As certain as death, taxes or Donald Trump making outrageous, headline-grabbing statements, sign codes make headlines nationwide. Here’s the latest rundown of alternate interesting, infuriating and confounding news items:
• In North Knoxville, TN, Magpies Bakery owner Peggy Hambright wants to erect a rooftop structure that portrays a stick of butter and an egg holding hands. She contends that it’s artwork, which is exempt from regulation; however, the city’s Plans Review and Inspections Division perceives as a sign, which is against city codes. Hambright contends, “We have a lot of blight, a lot of visual clutter, and I think we just need something fun and pretty and outstanding.” Her next option is to state her case to the Board of Zoning Appeals. According to the WATE-TV’s website, the city hasn’t examined its sign code since 2004.
• According to the New Albany (MS) Gazette, owners of the New Albany Animal Clinic and the town’s board of aldermen have come to a compromise regarding the clinic’s sign. The article states the facility’s owners had purchased a $22,000 illuminated sign with a messageboard to replace the site’s prior, wooden sign. However, when they sought a permit, it was denied. The ordinance had been written to stem usage of portable, flashing-arrow signs, but also forbade this stationary, monument sign. Also, it exceeded square-football limits, and its messageboard was also prevented by regulations.
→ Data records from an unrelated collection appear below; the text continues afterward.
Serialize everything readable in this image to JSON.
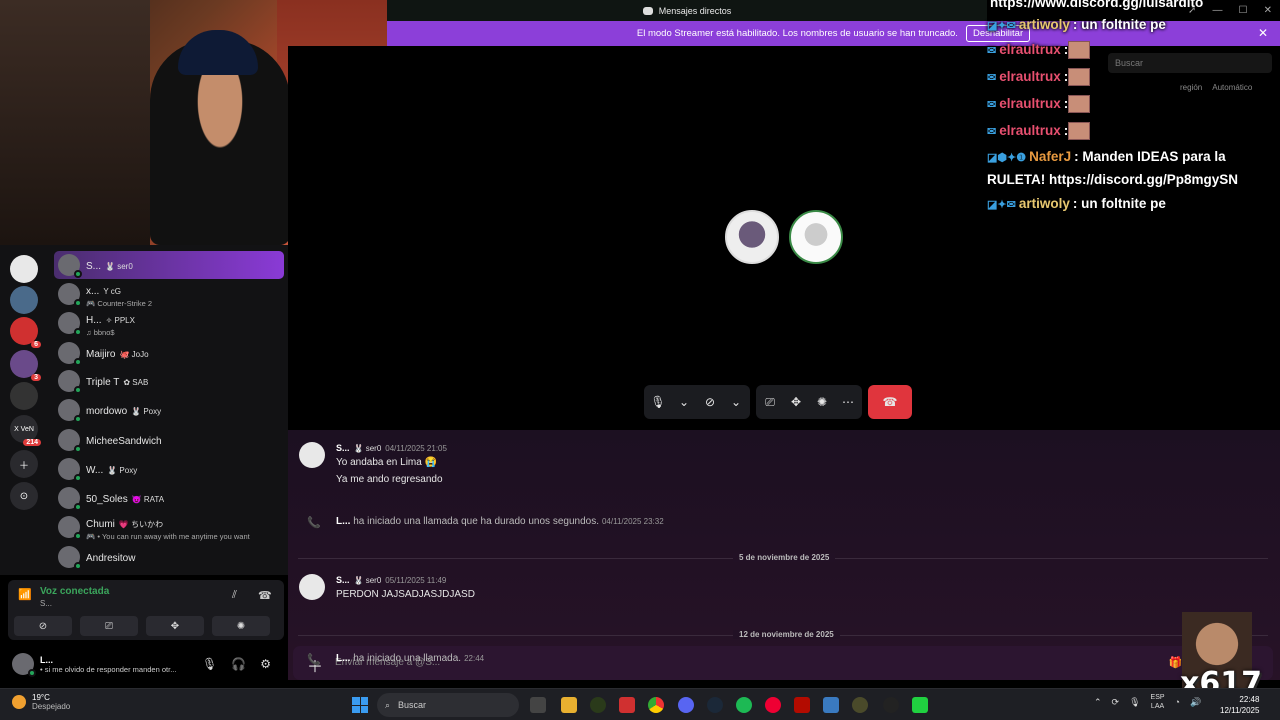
{
  "window": {
    "title": "Mensajes directos"
  },
  "banner": {
    "text": "El modo Streamer está habilitado. Los nombres de usuario se han truncado.",
    "button": "Deshabilitar"
  },
  "chat": {
    "lines": [
      {
        "badges": "",
        "user": "https://www.discord.gg/luisardito",
        "text": "",
        "color": "#ffffff"
      },
      {
        "badges": "◪✦✉",
        "user": "artiwoly",
        "text": ": un foltnite pe",
        "color": "#e8c870"
      },
      {
        "badges": "✉",
        "user": "elraultrux",
        "text": ":",
        "color": "#e85070"
      },
      {
        "badges": "✉",
        "user": "elraultrux",
        "text": ":",
        "color": "#e85070"
      },
      {
        "badges": "✉",
        "user": "elraultrux",
        "text": ":",
        "color": "#e85070"
      },
      {
        "badges": "✉",
        "user": "elraultrux",
        "text": ":",
        "color": "#e85070"
      },
      {
        "badges": "◪⬢✦❶",
        "user": "NaferJ",
        "text": ": Manden IDEAS para la RULETA! https://discord.gg/Pp8mgySN",
        "color": "#e89a40"
      },
      {
        "badges": "◪✦✉",
        "user": "artiwoly",
        "text": ": un foltnite pe",
        "color": "#e8c870"
      }
    ],
    "search_placeholder": "Buscar",
    "region_label": "región",
    "region_value": "Automático"
  },
  "servers": [
    {
      "name": "server-1",
      "badge": ""
    },
    {
      "name": "server-2",
      "badge": ""
    },
    {
      "name": "server-3",
      "badge": "6"
    },
    {
      "name": "server-4",
      "badge": "3"
    },
    {
      "name": "server-5",
      "badge": ""
    },
    {
      "name": "server-6",
      "badge": "214",
      "label": "X VeN"
    }
  ],
  "dms": [
    {
      "name": "S...",
      "tag": "🐰 ser0",
      "sub": ""
    },
    {
      "name": "x...",
      "tag": "Y cG",
      "sub": "🎮 Counter-Strike 2"
    },
    {
      "name": "H...",
      "tag": "✧ PPLX",
      "sub": "♫ bbno$"
    },
    {
      "name": "Maijiro",
      "tag": "🐙 JoJo",
      "sub": ""
    },
    {
      "name": "Triple T",
      "tag": "✿ SAB",
      "sub": ""
    },
    {
      "name": "mordowo",
      "tag": "🐰 Poxy",
      "sub": ""
    },
    {
      "name": "MicheeSandwich",
      "tag": "",
      "sub": ""
    },
    {
      "name": "W...",
      "tag": "🐰 Poxy",
      "sub": ""
    },
    {
      "name": "50_Soles",
      "tag": "😈 RATA",
      "sub": ""
    },
    {
      "name": "Chumi",
      "tag": "💗 ちいかわ",
      "sub": "🎮 • You can run away with me anytime you want"
    },
    {
      "name": "Andresitow",
      "tag": "",
      "sub": ""
    }
  ],
  "voice": {
    "status": "Voz conectada",
    "channel": "S..."
  },
  "user": {
    "name": "L...",
    "status": "• si me olvido de responder manden otr..."
  },
  "messages": [
    {
      "author": "S...",
      "tag": "🐰 ser0",
      "time": "04/11/2025 21:05",
      "lines": [
        "Yo andaba en Lima 😭",
        "Ya me ando regresando"
      ]
    },
    {
      "system": true,
      "author": "L...",
      "text": "ha iniciado una llamada que ha durado unos segundos.",
      "time": "04/11/2025 23:32"
    },
    {
      "divider": "5 de noviembre de 2025"
    },
    {
      "author": "S...",
      "tag": "🐰 ser0",
      "time": "05/11/2025 11:49",
      "lines": [
        "PERDON JAJSADJASJDJASD"
      ]
    },
    {
      "divider": "12 de noviembre de 2025"
    },
    {
      "system": true,
      "author": "L...",
      "text": "ha iniciado una llamada.",
      "time": "22:44"
    }
  ],
  "composer": {
    "placeholder": "Enviar mensaje a @S..."
  },
  "overlay_label": "x617",
  "taskbar": {
    "weather_temp": "19°C",
    "weather_desc": "Despejado",
    "search": "Buscar",
    "lang_1": "ESP",
    "lang_2": "LAA",
    "time": "22:48",
    "date": "12/11/2025"
  }
}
Eventually, the aldermen enacted a half-measure variance, allowing a square-footage increase but ruling against illumination and a messageboard. Mayor Tim Kent commented that the sign ordinance has “gotten out of hand,” and asked for a new ordinance that is more amenable to business growth.
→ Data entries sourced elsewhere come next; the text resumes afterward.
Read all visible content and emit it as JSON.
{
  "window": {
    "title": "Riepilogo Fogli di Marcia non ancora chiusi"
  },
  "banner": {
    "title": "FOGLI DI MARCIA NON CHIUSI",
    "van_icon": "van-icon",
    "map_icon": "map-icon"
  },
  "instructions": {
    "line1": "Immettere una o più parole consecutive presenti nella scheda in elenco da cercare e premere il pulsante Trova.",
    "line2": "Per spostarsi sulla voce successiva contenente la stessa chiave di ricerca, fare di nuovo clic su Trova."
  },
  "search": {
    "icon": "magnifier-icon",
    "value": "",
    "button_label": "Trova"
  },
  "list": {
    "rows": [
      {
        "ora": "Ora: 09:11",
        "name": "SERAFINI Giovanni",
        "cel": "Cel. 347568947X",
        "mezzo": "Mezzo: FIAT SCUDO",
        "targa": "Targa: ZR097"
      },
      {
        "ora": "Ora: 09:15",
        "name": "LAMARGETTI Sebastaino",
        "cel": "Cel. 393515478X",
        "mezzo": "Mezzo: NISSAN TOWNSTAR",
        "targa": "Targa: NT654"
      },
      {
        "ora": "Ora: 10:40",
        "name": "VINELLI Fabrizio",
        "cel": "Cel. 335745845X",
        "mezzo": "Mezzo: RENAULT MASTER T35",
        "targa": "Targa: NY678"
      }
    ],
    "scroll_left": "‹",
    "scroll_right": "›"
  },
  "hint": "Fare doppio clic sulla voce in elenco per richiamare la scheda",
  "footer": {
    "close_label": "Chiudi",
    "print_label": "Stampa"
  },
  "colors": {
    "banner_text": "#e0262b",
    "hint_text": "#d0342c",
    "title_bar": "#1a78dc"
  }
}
• Springdale, AR aldermen approved a sign ordinance that reduced permissible square footage for new signage, according to the Northwest Arkansas Democrat-Gazette. The new code reduces signs’ maximum height from 60 to 30 ft., and cut allowable square footage from 400 to 150 ft. Mike Chamlee, an employee with the city’s building department, said aesthetics were the primary reason for the change, and Alderman Eric Ford said he didn’t think the change would impact the city’s business climate. Clinton Bennett, a representative for local property owners, argued against the new regulations, but noted that variances are still an option. The changes won’t apply to the district-overlay area along I-49, where says may stand up to 100 ft. tall.
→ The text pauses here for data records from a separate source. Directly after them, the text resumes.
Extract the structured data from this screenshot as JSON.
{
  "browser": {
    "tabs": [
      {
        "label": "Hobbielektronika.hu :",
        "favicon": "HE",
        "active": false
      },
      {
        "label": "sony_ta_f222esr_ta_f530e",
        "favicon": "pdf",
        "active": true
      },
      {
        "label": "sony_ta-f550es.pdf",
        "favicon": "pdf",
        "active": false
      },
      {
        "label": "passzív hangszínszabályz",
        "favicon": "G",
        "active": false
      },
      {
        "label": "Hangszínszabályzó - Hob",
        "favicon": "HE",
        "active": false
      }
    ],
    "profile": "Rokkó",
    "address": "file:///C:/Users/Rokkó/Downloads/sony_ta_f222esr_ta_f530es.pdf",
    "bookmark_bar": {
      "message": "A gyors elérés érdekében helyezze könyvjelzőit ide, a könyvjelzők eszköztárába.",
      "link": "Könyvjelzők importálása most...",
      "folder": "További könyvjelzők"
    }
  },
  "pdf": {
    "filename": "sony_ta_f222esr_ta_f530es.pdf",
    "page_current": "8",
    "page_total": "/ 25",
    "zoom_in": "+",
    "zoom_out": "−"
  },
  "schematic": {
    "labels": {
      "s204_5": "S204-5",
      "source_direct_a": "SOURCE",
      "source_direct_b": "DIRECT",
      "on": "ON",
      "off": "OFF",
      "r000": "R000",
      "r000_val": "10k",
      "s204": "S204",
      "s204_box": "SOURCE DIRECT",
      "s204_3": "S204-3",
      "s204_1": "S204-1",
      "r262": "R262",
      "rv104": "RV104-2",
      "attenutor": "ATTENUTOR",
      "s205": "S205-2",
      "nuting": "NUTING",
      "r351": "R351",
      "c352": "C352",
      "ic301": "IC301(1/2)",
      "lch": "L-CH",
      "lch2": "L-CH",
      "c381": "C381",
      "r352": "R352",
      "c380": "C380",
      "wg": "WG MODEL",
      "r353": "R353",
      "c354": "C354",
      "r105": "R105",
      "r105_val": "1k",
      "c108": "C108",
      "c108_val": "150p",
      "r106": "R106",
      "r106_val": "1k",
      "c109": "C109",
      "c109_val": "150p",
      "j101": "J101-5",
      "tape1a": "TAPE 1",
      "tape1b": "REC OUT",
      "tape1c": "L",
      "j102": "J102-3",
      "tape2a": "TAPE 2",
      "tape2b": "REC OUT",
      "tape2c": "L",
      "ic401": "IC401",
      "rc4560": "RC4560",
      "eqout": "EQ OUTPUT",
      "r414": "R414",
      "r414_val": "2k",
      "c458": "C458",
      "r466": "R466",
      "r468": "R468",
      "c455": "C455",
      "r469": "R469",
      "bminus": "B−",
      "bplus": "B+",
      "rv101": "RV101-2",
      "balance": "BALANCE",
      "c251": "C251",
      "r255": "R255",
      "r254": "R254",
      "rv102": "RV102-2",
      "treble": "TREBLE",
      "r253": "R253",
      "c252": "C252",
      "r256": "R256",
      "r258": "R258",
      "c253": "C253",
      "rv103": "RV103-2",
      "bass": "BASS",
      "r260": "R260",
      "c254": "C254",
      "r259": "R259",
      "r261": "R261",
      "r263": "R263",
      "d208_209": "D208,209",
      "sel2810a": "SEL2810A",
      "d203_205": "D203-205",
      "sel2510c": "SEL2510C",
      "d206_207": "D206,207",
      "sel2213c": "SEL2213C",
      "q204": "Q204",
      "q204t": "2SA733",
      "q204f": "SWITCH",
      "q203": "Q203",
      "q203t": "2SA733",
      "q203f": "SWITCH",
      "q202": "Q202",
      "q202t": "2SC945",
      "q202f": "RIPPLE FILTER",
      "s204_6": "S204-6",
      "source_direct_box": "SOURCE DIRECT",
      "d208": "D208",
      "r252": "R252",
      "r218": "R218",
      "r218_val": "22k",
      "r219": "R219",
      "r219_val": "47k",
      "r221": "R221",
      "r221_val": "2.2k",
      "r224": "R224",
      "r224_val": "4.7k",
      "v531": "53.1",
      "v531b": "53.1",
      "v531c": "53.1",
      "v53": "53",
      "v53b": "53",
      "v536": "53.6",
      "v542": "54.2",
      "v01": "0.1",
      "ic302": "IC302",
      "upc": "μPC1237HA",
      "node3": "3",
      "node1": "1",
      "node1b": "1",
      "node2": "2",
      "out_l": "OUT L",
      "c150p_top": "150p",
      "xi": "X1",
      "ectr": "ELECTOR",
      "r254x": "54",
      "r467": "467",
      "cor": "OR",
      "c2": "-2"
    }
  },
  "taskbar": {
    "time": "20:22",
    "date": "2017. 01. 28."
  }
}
• The High Country Press reported that Boone, NC psychic Catalyna Leath claimed she’d been “railroaded” by the city’s planning and inspection department because of its refusal to issue a sign permit for her enterprise, Psychic Visions. Leath’s business, which is operated out of a leased residence, sits below grade of the adjoining highway, isn’t easily visible and has no frontage. The article noted that the adjacent parcel of land, where a thrift store had been in operation, had been sold, and the permit disagreement ensued. The article noted a city planner’s dispute over the property-line assessment, and a stipulation requiring a change-of-use permit. Her current sign connected to the house is too large for residential use – the area is zoned for business, but Leath’s property is grandfathered. However, if it’s rezoned, she’ll have to vacate her residence.